El retrato siempre ha sido un tipo de pintura muy requerido y codiciado por las personas, por distintas razones como sentirse poderosa y dominante, así como poder ver sus rasgos plasmados en una obra artística que se espera perdure por mucho tiempo.

Ahora, cuando el retrato que se realiza pertenece a la misma persona que está llevando a cabo la obra, tal cuadro adquiere una connotación mucho más relevante, de impacto y de análisis por todo lo que implica desde el punto de visto psicológico y artístico, siendo una especie de etopeya pictórica, catarsis o alegoría.

De hecho, la mayoría de pintores y artistas conocidos llevaron a cabo varios o al menos un autorretrato en su carrera. Pero, ¿por qué razón fueron tan frecuentes este tipo de retratos entre los artistas? Es sin duda una pregunta interesante de responder.

¿En qué consiste un autorretrato?

En palabras simples, el autorretrato es un tipo de obra donde el artista mismo retrata o dibuja su rostro, ya sea a partir de una foto o con el reflejo del espejo. Hasta allí, el autorretrato pudiera considerarse sencillo o fácil de realizar, obviando en realidad el aspecto complejo que tiene plasmar el propio rostro de sí mismo.

Y es que, en primer lugar el llevar a cabo un autorretrato tiene que ver con el desafío psicológico de conocerse en profundidad, respecto a facciones, imperfecciones y líneas del rostro para luego plasmarlas con realidad en la obra, implicando una aceptación y prolongado exposición a los rasgos faciales.

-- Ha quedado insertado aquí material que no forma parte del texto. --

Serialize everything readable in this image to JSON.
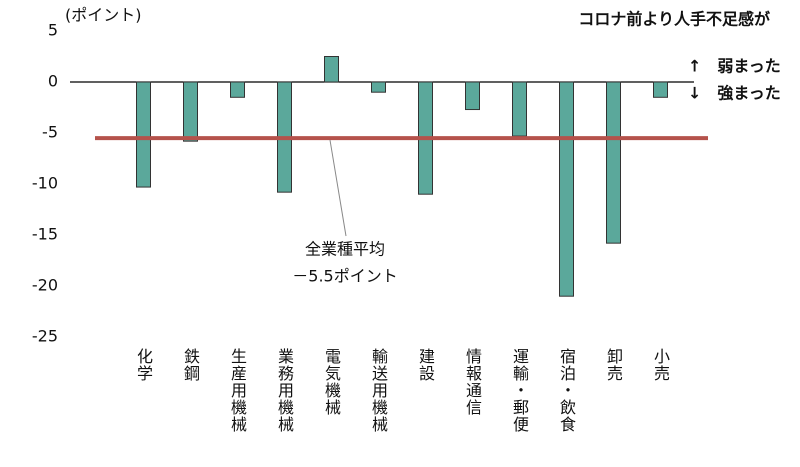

Pequeña historia y lo que representa un autorretrato

En cuanto a la historia, se tiene referencia de los primeros autorretratos en el año 1.300 A.C. en la civilización de Egipto, para luego pasar a la Edad Media donde el autorretrato se usó como un tipo de firma personal para cerrar contratos.

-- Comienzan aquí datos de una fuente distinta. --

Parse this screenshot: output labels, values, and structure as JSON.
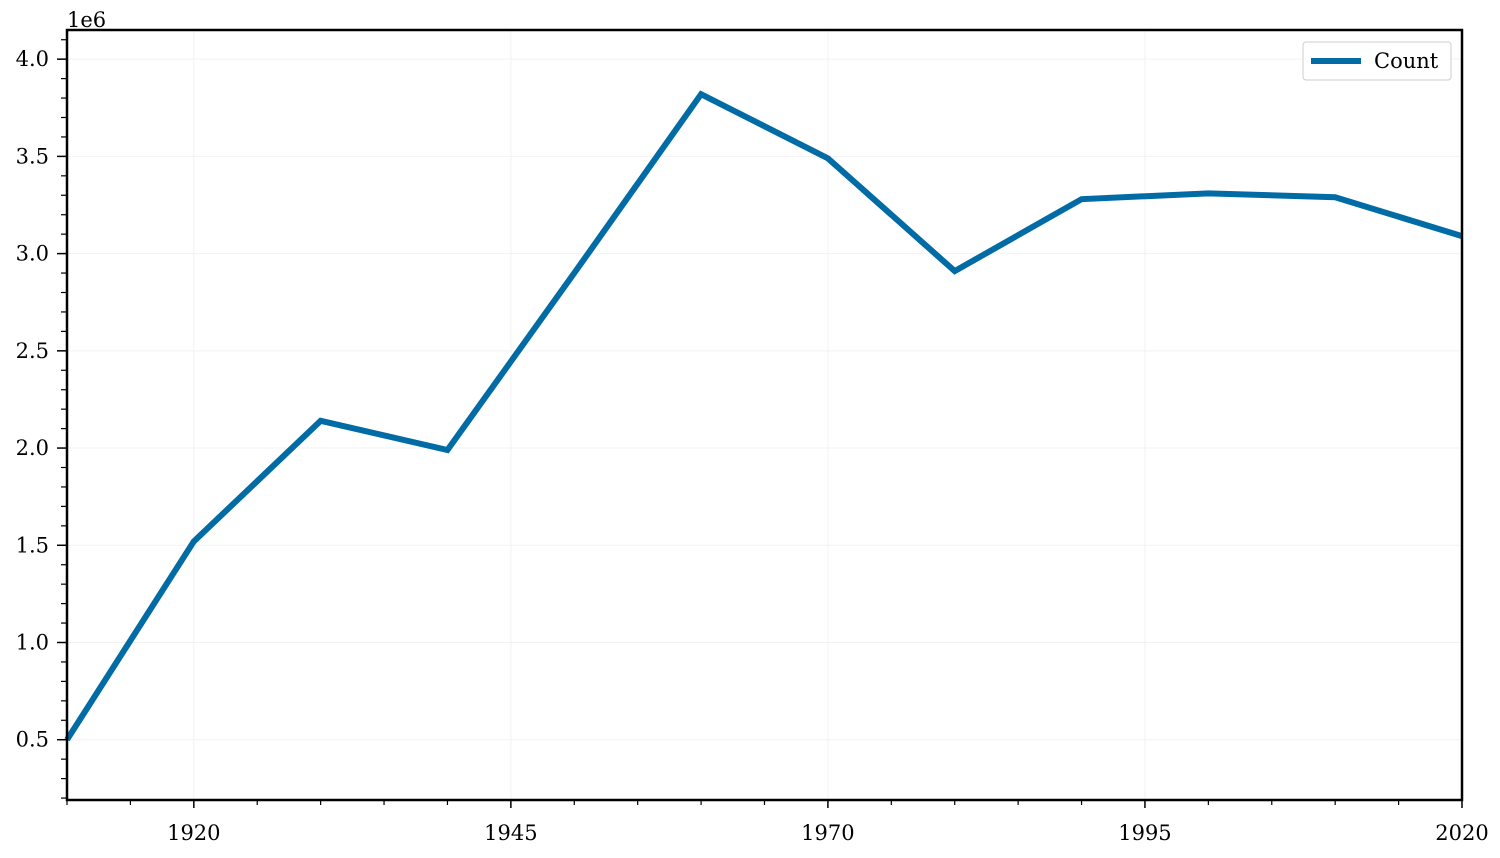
{
  "chart_data": {
    "type": "line",
    "title": "",
    "xlabel": "",
    "ylabel": "",
    "y_offset_label": "1e6",
    "x": [
      1910,
      1920,
      1930,
      1940,
      1950,
      1960,
      1970,
      1980,
      1990,
      2000,
      2010,
      2020
    ],
    "series": [
      {
        "name": "Count",
        "color": "#006ba4",
        "values": [
          0.5,
          1.52,
          2.14,
          1.99,
          2.9,
          3.82,
          3.49,
          2.91,
          3.28,
          3.31,
          3.29,
          3.09
        ]
      }
    ],
    "xlim": [
      1910,
      2020
    ],
    "ylim": [
      0.19,
      4.15
    ],
    "xticks": [
      1920,
      1945,
      1970,
      1995,
      2020
    ],
    "xtick_labels": [
      "1920",
      "1945",
      "1970",
      "1995",
      "2020"
    ],
    "yticks": [
      0.5,
      1.0,
      1.5,
      2.0,
      2.5,
      3.0,
      3.5,
      4.0
    ],
    "ytick_labels": [
      "0.5",
      "1.0",
      "1.5",
      "2.0",
      "2.5",
      "3.0",
      "3.5",
      "4.0"
    ],
    "grid": true,
    "legend": "top-right"
  }
}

No obstante, la evolución artística del autorretrato se dio en la época del Renacimiento, haciéndose una costumbre entre los artistas de ese tiempo hacerse tal tipo de obra como una carta de presentación para los clientes, la alcurnia artística y los críticos.

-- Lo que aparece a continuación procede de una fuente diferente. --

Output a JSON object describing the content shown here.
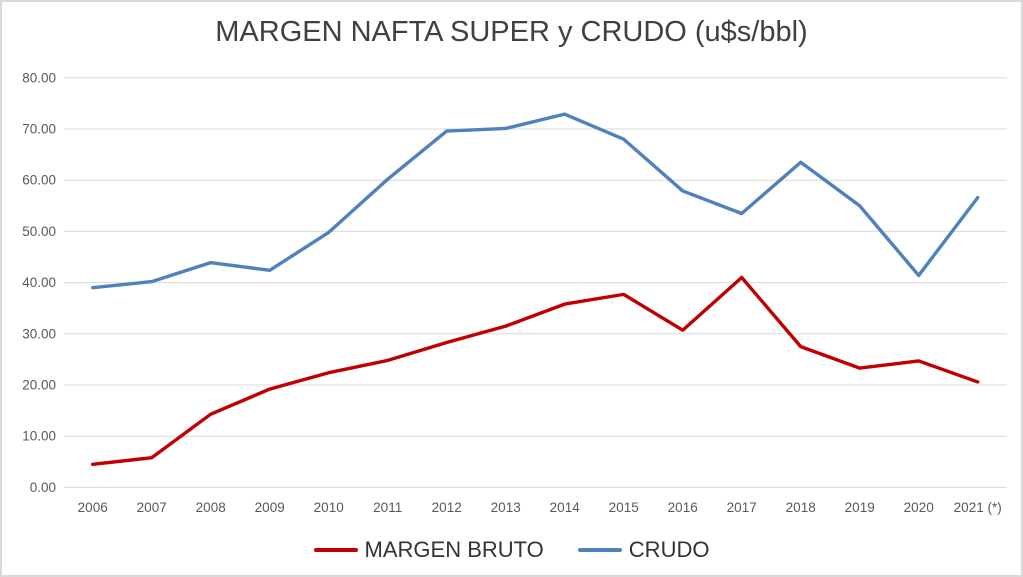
{
  "window": {
    "background": "#ffffff",
    "border_color": "#d9d9d9"
  },
  "chart_data": {
    "type": "line",
    "title": "MARGEN NAFTA SUPER y CRUDO (u$s/bbl)",
    "categories": [
      "2006",
      "2007",
      "2008",
      "2009",
      "2010",
      "2011",
      "2012",
      "2013",
      "2014",
      "2015",
      "2016",
      "2017",
      "2018",
      "2019",
      "2020",
      "2021 (*)"
    ],
    "series": [
      {
        "name": "MARGEN BRUTO",
        "color": "#C00000",
        "values": [
          4.5,
          5.8,
          14.3,
          19.2,
          22.4,
          24.8,
          28.3,
          31.5,
          35.8,
          37.7,
          30.7,
          41.0,
          27.5,
          23.3,
          24.7,
          20.6
        ]
      },
      {
        "name": "CRUDO",
        "color": "#4F81BD",
        "values": [
          39.0,
          40.2,
          43.9,
          42.4,
          49.8,
          60.2,
          69.6,
          70.1,
          72.9,
          68.0,
          57.9,
          53.5,
          63.5,
          55.0,
          41.4,
          56.6
        ]
      }
    ],
    "ylim": [
      0,
      80
    ],
    "ytick_step": 10,
    "ytick_labels": [
      "0.00",
      "10.00",
      "20.00",
      "30.00",
      "40.00",
      "50.00",
      "60.00",
      "70.00",
      "80.00"
    ],
    "xlabel": "",
    "ylabel": "",
    "grid": true,
    "legend_position": "bottom",
    "colors": {
      "gridline": "#d9d9d9",
      "axis_tick_label": "#595959",
      "title": "#404040",
      "legend_text": "#333333"
    }
  }
}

Los autorretratos se hicieron tendencia por varias razones de distinta índole que van desde la personal y social, hasta la política, literaria, cultural y técnica. Así, un autorretrato podía hacerse para representar poder, prestigio, capacidad, expresión y otros motivos.

También, podría parecer que los autorretratos se hacen de una sola manera, cuando en realidad existen varios tipos con distintas características; desde el autorretrato figurativo, criptoretrato, autorretrato delegado hasta el autorretrato grupal, todos tienen un propósito singular característico.